1) Open all the files with vim:
bash$ vim $(find . -name '*.js')
2) Apply substitute command to all files:
:bufdo %s/,\(\_\s*[\]})]\)/\1/ge
3) Save all the files and quit:
:wall
:q
I think you'll need to recheck your search pattern, it doesn't look right. I think where you have \_\s* you should have \_s* instead.
Edit: You should also use the /ge options for the :s... command (I've added these above).

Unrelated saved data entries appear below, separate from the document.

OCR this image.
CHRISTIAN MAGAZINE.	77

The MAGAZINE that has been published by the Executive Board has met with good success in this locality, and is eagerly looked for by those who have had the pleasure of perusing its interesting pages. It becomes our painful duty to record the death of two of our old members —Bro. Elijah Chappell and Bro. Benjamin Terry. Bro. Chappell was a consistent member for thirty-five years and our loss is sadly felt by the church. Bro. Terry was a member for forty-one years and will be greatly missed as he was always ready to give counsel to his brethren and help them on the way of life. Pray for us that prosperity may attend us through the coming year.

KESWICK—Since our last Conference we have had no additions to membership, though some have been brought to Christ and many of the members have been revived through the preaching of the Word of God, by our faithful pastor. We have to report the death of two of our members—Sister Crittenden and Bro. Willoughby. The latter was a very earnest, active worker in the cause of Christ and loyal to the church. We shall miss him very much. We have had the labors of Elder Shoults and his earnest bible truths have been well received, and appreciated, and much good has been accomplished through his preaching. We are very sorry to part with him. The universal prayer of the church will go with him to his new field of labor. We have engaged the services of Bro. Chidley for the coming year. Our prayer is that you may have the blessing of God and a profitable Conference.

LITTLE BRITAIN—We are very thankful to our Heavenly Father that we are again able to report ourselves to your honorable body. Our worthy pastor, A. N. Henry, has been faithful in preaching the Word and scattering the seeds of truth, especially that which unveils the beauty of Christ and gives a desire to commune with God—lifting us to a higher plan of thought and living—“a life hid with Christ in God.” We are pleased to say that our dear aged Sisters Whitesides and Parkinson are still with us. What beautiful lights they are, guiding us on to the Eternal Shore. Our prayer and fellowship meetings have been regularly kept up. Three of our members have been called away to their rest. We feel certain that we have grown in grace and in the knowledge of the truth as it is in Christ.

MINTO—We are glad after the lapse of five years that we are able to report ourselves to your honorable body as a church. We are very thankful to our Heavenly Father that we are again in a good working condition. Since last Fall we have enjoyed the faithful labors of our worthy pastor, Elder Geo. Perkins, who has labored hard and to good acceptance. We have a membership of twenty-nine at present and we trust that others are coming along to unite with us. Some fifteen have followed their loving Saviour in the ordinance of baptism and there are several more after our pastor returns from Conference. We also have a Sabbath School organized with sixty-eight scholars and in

You can automate the actions of both vi and ex by passing the argument +'command' from the command line, which enables them to be used as text filters.
In your situation, the following command should work fine:
find /path/to/dir -name '*.js' | xargs ex +'%s/,\(\_\s*[\]})]\)/\1/g' +'wq!'
you can use a combination of the find command and sed
find /path -type f -iname "*.js" -exec sed -i.bak 's/,[ \t]*]/]/' "{}" +;
If you are on windows, Notepad++ allows you to run simple regexes on all opened files.
Search for ,\s*\] and replace with ]
should work for the type of lists you describe.